L'auteur, que nos lecteurs connaissent bien (cf. le n° 188 sur « Le souci de soi »), nous livre id, en philosophe des mentalités contemporaines, une réflexion d'une actualité saisissante sur la place de l'émotion dans la culture d'aujourd'hui.
Tout se passe comme si, pour se sentir vivre, il fallait éprouver des émotions fortes : sports de l'extrême, images chocs, jeux vidéos, grands spectacles, musiques trépidantes... Je sens, donc je suis ! Ce retour au ressenti, après l'inflation du penser et la critique de l'agir, a quelque chose de bon en ce qu'il équilibre notre culture trop rationnelle Mais il aboutit par tes excès à l'altération de la sensibilité, voire à son anesthésie : « On s'émeut beaucoup, mais on ne sait plus vraiment sentir. » Les véritables sentiments, en ce qu'ils s'attachent aux valeurs, ouvrent au monde de l'intériorité. Aussi ce livre est-il un vibrant plaidoyer pour l'éducation de la sensibilité, dans la disponibilité à ces sentiments supérieurs, qui, loin d'isoler chacun dans son ressenti, ouvrent à la communion des personnes.

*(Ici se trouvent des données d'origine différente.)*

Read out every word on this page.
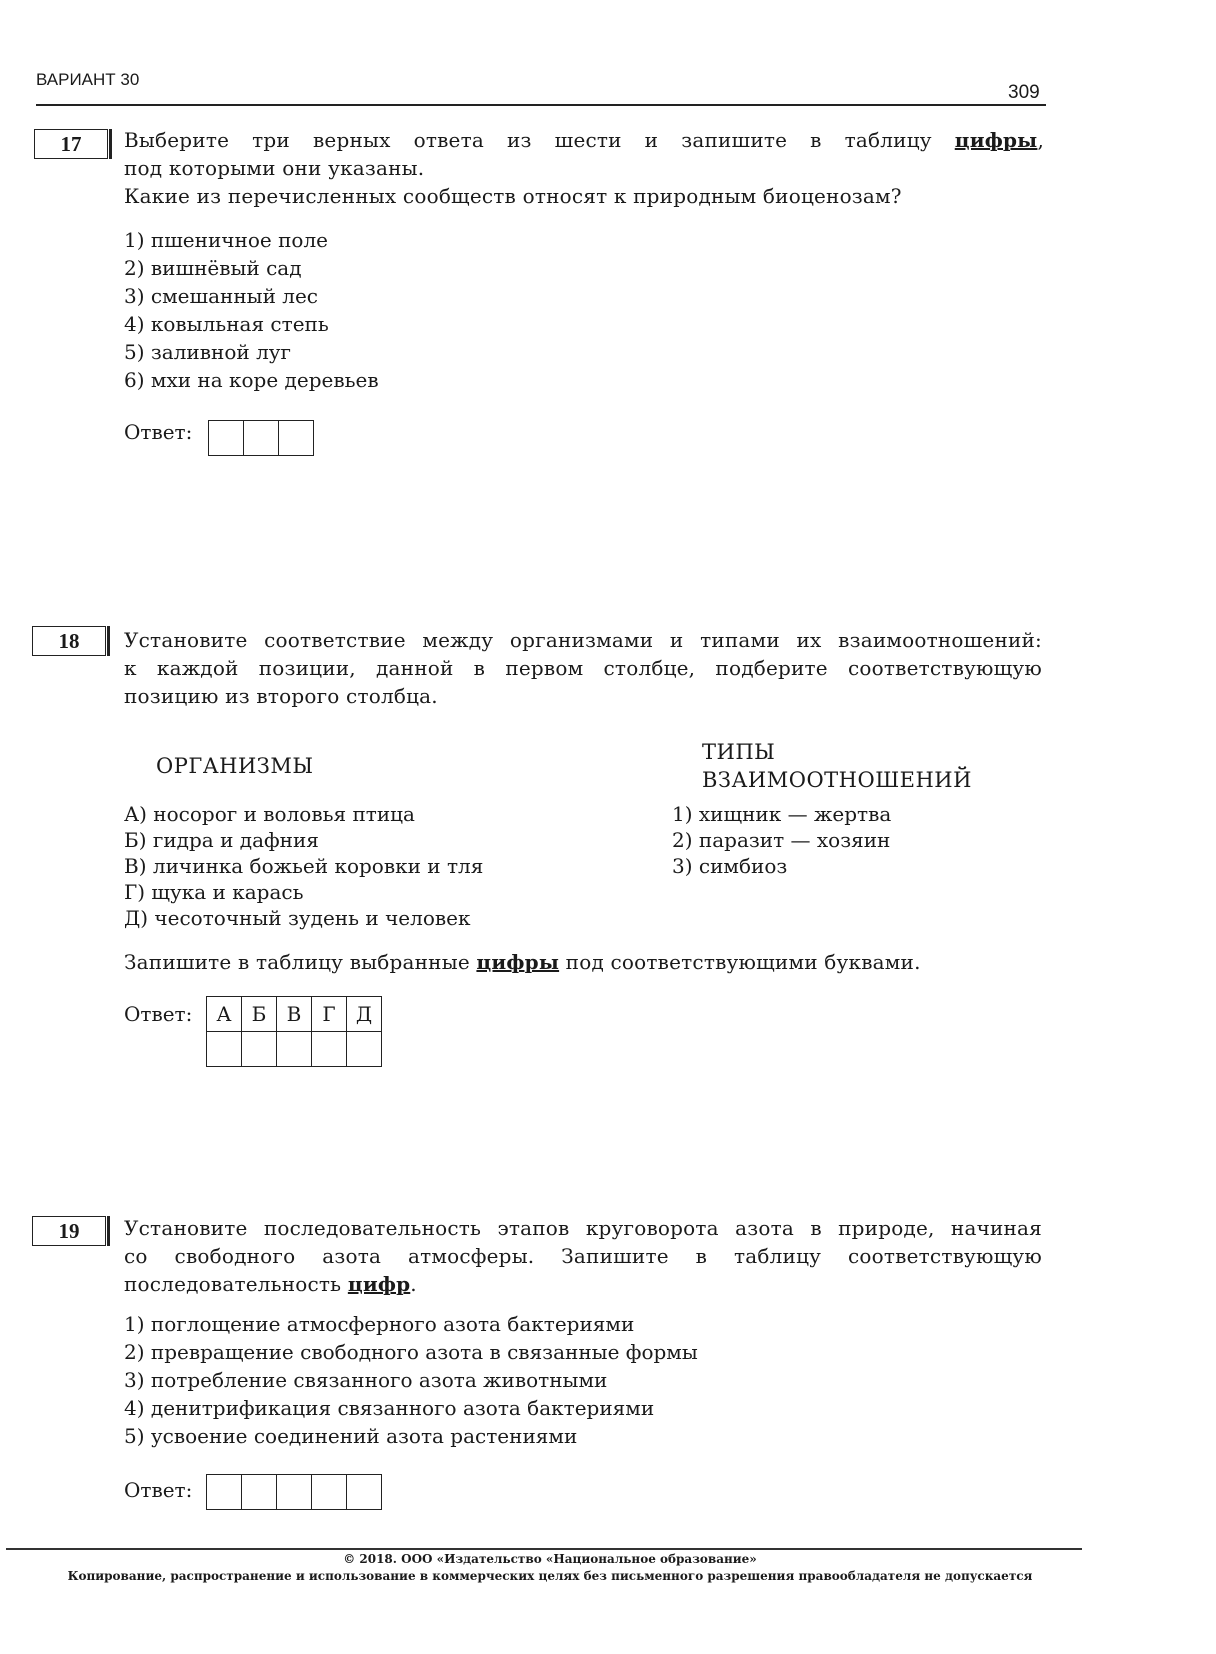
ВАРИАНТ 30
309
17	Выберите три верных ответа из шести и запишите в таблицу цифры,
под которыми они указаны.
Какие из перечисленных сообществ относят к природным биоценозам?
1) пшеничное поле
2) вишнёвый сад
3) смешанный лес
4) ковыльная степь
5) заливной луг
6) мхи на коре деревьев
Ответ:

18	Установите соответствие между организмами и типами их взаимоотношений:
к каждой позиции, данной в первом столбце, подберите соответствующую
позицию из второго столбца.
ОРГАНИЗМЫ
ТИПЫ
ВЗАИМООТНОШЕНИЙ
А) носорог и воловья птица
Б) гидра и дафния
В) личинка божьей коровки и тля
Г) щука и карась
Д) чесоточный зудень и человек
1) хищник — жертва
2) паразит — хозяин
3) симбиоз
Запишите в таблицу выбранные цифры под соответствующими буквами.
Ответ: А	Б	В	Г	Д

19	Установите последовательность этапов круговорота азота в природе, начиная
со свободного азота атмосферы. Запишите в таблицу соответствующую
последовательность цифр.
1) поглощение атмосферного азота бактериями
2) превращение свободного азота в связанные формы
3) потребление связанного азота животными
4) денитрификация связанного азота бактериями
5) усвоение соединений азота растениями
Ответ:

© 2018. ООО «Издательство «Национальное образование»
Копирование, распространение и использование в коммерческих целях без письменного разрешения правообладателя не допускается
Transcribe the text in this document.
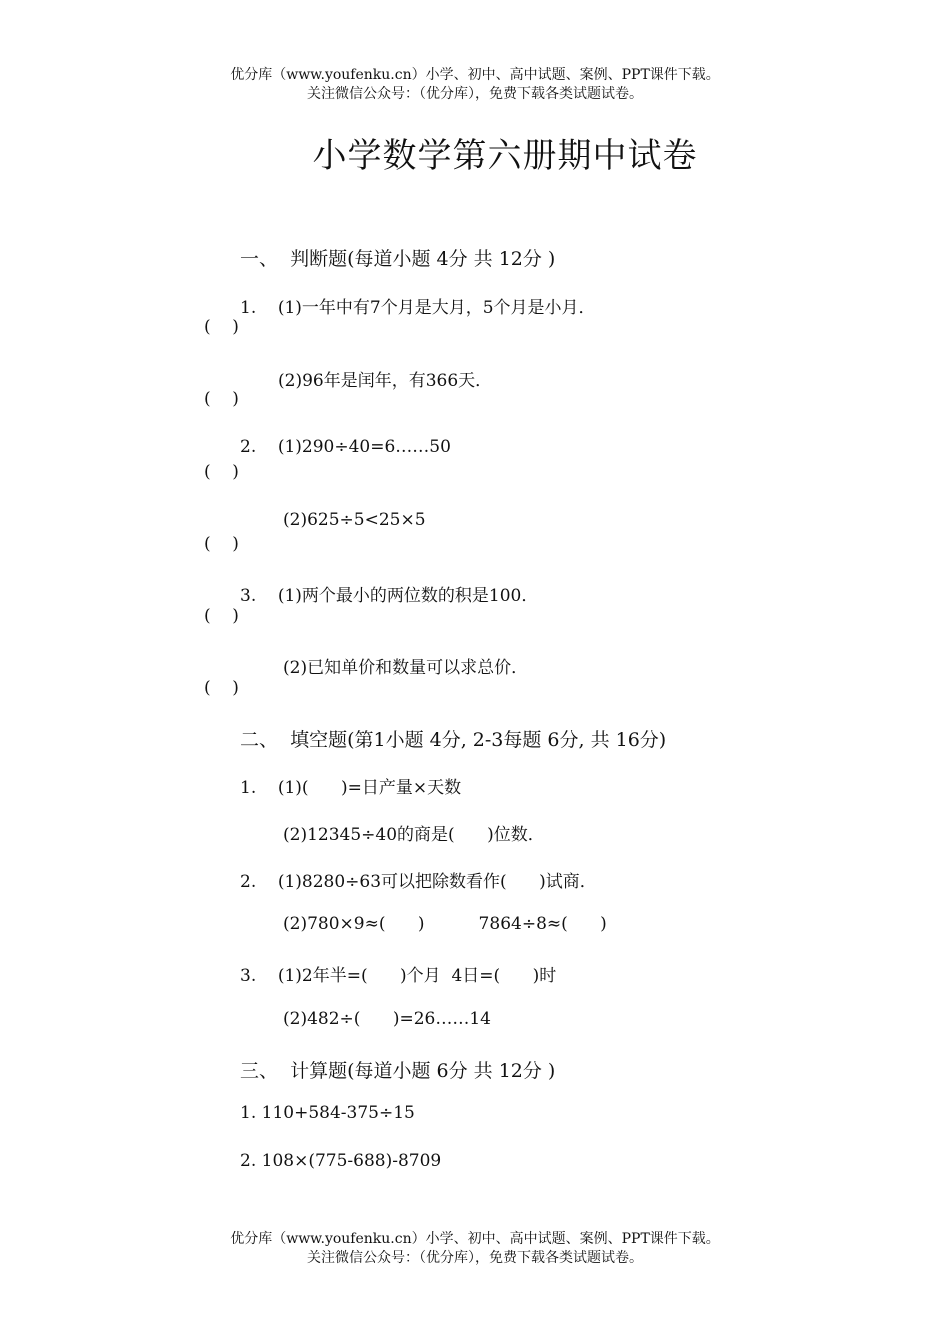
优分库（www.youfenku.cn）小学、初中、高中试题、案例、PPT课件下载。
关注微信公众号：（优分库），免费下载各类试题试卷。
小学数学第六册期中试卷
一、  判断题(每道小题 4分 共 12分 )
1.    (1)一年中有7个月是大月，5个月是小月．
(    )
(2)96年是闰年，有366天．
(    )
2.    (1)290÷40=6……50
(    )
(2)625÷5<25×5
(    )
3.    (1)两个最小的两位数的积是100．
(    )
(2)已知单价和数量可以求总价．
(    )
二、  填空题(第1小题 4分, 2-3每题 6分, 共 16分)
1.    (1)(      )=日产量×天数
(2)12345÷40的商是(      )位数．
2.    (1)8280÷63可以把除数看作(      )试商．
(2)780×9≈(      )          7864÷8≈(      )
3.    (1)2年半=(      )个月  4日=(      )时
(2)482÷(      )=26……14
三、  计算题(每道小题 6分 共 12分 )
1. 110+584-375÷15
2. 108×(775-688)-8709
优分库（www.youfenku.cn）小学、初中、高中试题、案例、PPT课件下载。
关注微信公众号：（优分库），免费下载各类试题试卷。
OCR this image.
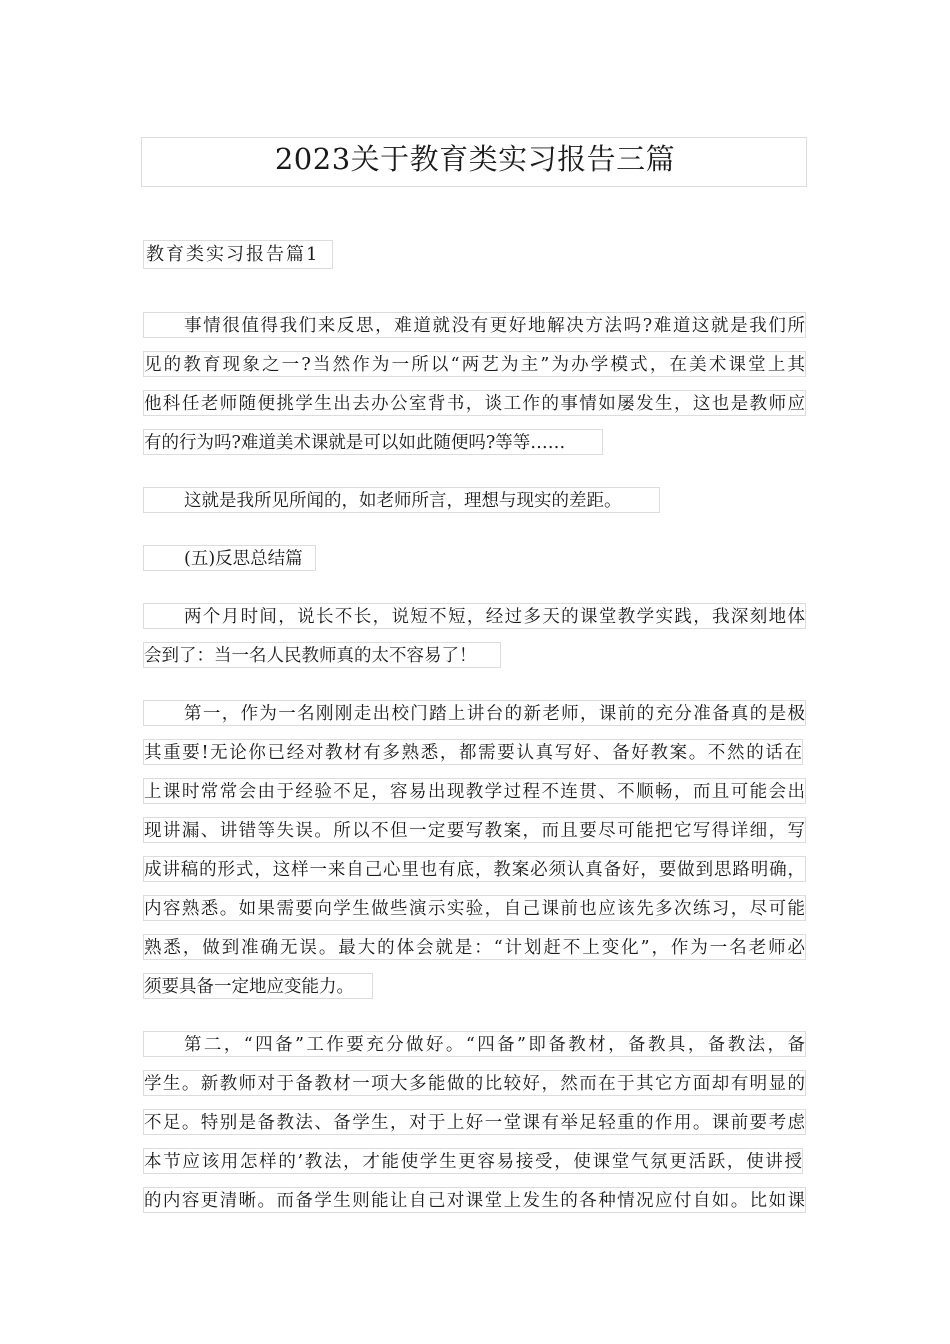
2023关于教育类实习报告三篇
教育类实习报告篇1
事情很值得我们来反思，难道就没有更好地解决方法吗?难道这就是我们所
见的教育现象之一?当然作为一所以“两艺为主”为办学模式，在美术课堂上其
他科任老师随便挑学生出去办公室背书，谈工作的事情如屡发生，这也是教师应
有的行为吗?难道美术课就是可以如此随便吗?等等……
这就是我所见所闻的，如老师所言，理想与现实的差距。
(五)反思总结篇
两个月时间，说长不长，说短不短，经过多天的课堂教学实践，我深刻地体
会到了：当一名人民教师真的太不容易了！
第一，作为一名刚刚走出校门踏上讲台的新老师，课前的充分准备真的是极
其重要!无论你已经对教材有多熟悉，都需要认真写好、备好教案。不然的话在
上课时常常会由于经验不足，容易出现教学过程不连贯、不顺畅，而且可能会出
现讲漏、讲错等失误。所以不但一定要写教案，而且要尽可能把它写得详细，写
成讲稿的形式，这样一来自己心里也有底，教案必须认真备好，要做到思路明确，
内容熟悉。如果需要向学生做些演示实验，自己课前也应该先多次练习，尽可能
熟悉，做到准确无误。最大的体会就是：“计划赶不上变化”，作为一名老师必
须要具备一定地应变能力。
第二，“四备”工作要充分做好。“四备”即备教材，备教具，备教法，备
学生。新教师对于备教材一项大多能做的比较好，然而在于其它方面却有明显的
不足。特别是备教法、备学生，对于上好一堂课有举足轻重的作用。课前要考虑
本节应该用怎样的’教法，才能使学生更容易接受，使课堂气氛更活跃，使讲授
的内容更清晰。而备学生则能让自己对课堂上发生的各种情况应付自如。比如课
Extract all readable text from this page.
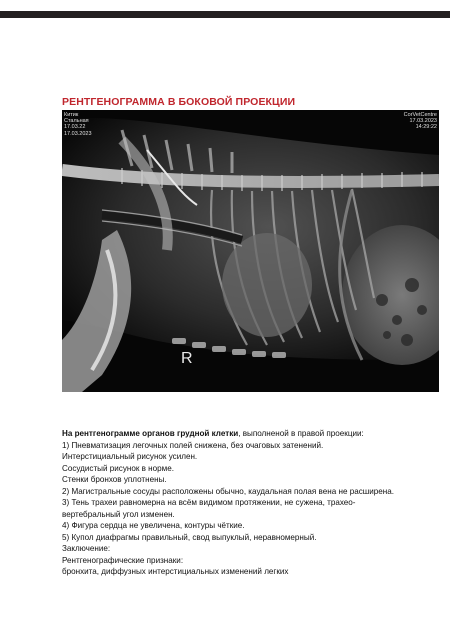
РЕНТГЕНОГРАММА В БОКОВОЙ ПРОЕКЦИИ
Китик
Стальная
17.03.22
17.03.2023
CorVetCentre
17.03.2023
14:29:22
R
На рентгенограмме органов грудной клетки, выполненой в правой проекции:
1) Пневматизация легочных полей снижена, без очаговых затенений.
Интерстициальный рисунок усилен.
Сосудистый рисунок в норме.
Стенки бронхов уплотнены.
2) Магистральные сосуды расположены обычно, каудальная полая вена не расширена.
3) Тень трахеи равномерна на всём видимом протяжении, не сужена, трахео-
вертебральный угол изменен.
4) Фигура сердца не увеличена, контуры чёткие.
5) Купол диафрагмы правильный, свод выпуклый, неравномерный.
Заключение:
Рентгенографические признаки:
бронхита, диффузных интерстициальных изменений легких
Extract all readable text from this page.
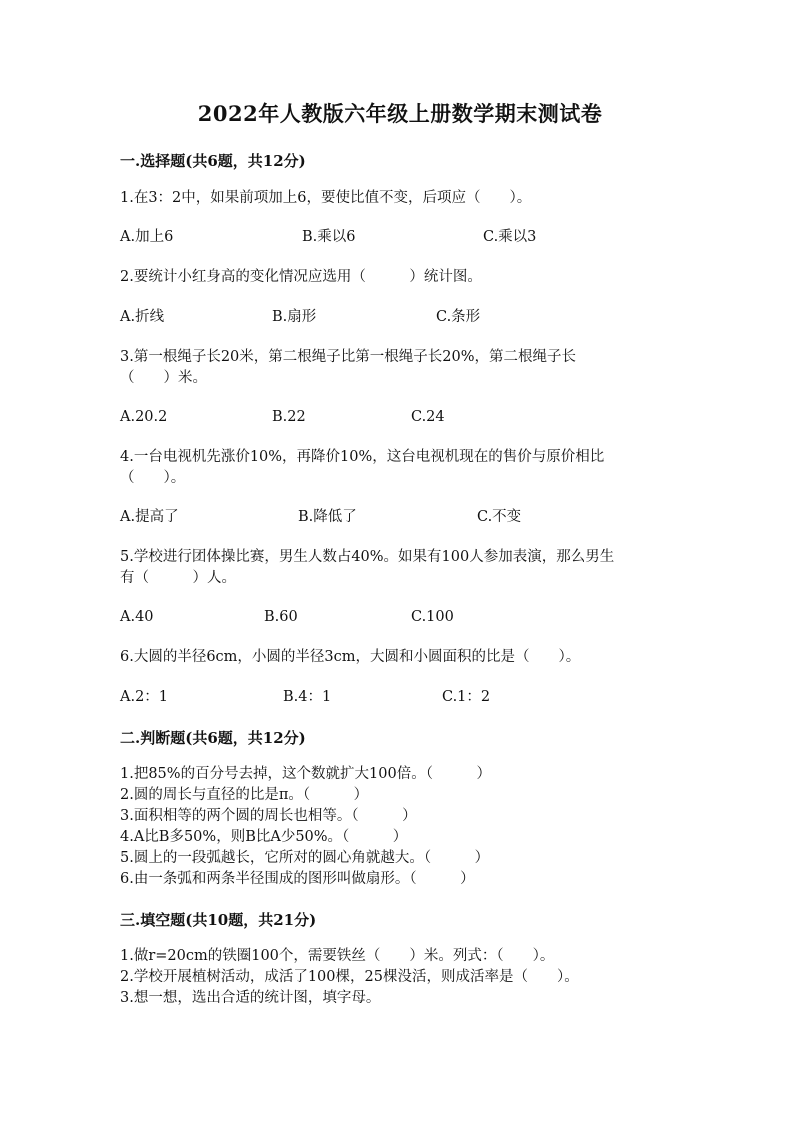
2022年人教版六年级上册数学期末测试卷
一.选择题(共6题，共12分)
1.在3：2中，如果前项加上6，要使比值不变，后项应（　　）。
A.加上6	B.乘以6	C.乘以3
2.要统计小红身高的变化情况应选用（　　　）统计图。
A.折线	B.扇形	C.条形
3.第一根绳子长20米，第二根绳子比第一根绳子长20%，第二根绳子长
（　　）米。
A.20.2	B.22	C.24
4.一台电视机先涨价10%，再降价10%，这台电视机现在的售价与原价相比
（　　）。
A.提高了	B.降低了	C.不变
5.学校进行团体操比赛，男生人数占40%。如果有100人参加表演，那么男生
有（　　　）人。
A.40	B.60	C.100
6.大圆的半径6cm，小圆的半径3cm，大圆和小圆面积的比是（　　）。
A.2：1	B.4：1	C.1：2
二.判断题(共6题，共12分)
1.把85%的百分号去掉，这个数就扩大100倍。（　　　）
2.圆的周长与直径的比是π。（　　　）
3.面积相等的两个圆的周长也相等。（　　　）
4.A比B多50%，则B比A少50%。（　　　）
5.圆上的一段弧越长，它所对的圆心角就越大。（　　　）
6.由一条弧和两条半径围成的图形叫做扇形。（　　　）
三.填空题(共10题，共21分)
1.做r=20cm的铁圈100个，需要铁丝（　　）米。列式：（　　）。
2.学校开展植树活动，成活了100棵，25棵没活，则成活率是（　　）。
3.想一想，选出合适的统计图，填字母。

Nous voilà à l'orée de la spiritualité, dont l'entrée est l'admiration : « La vie intérieure est un phénomène d'ordre psychologique ; dans la vie spirituelle les états de conscience sont en relation avec des valeurs, des vérités éternelles, qui font participer au domaine de l'esprit » Le passage de l'un à l'autre se réalise par l'admiration. Un tout petit pas de plus, serait-on tenté de penser, et l'on parlerait de louange Mais l'auteur, respectant les limites, se garde de le franchir.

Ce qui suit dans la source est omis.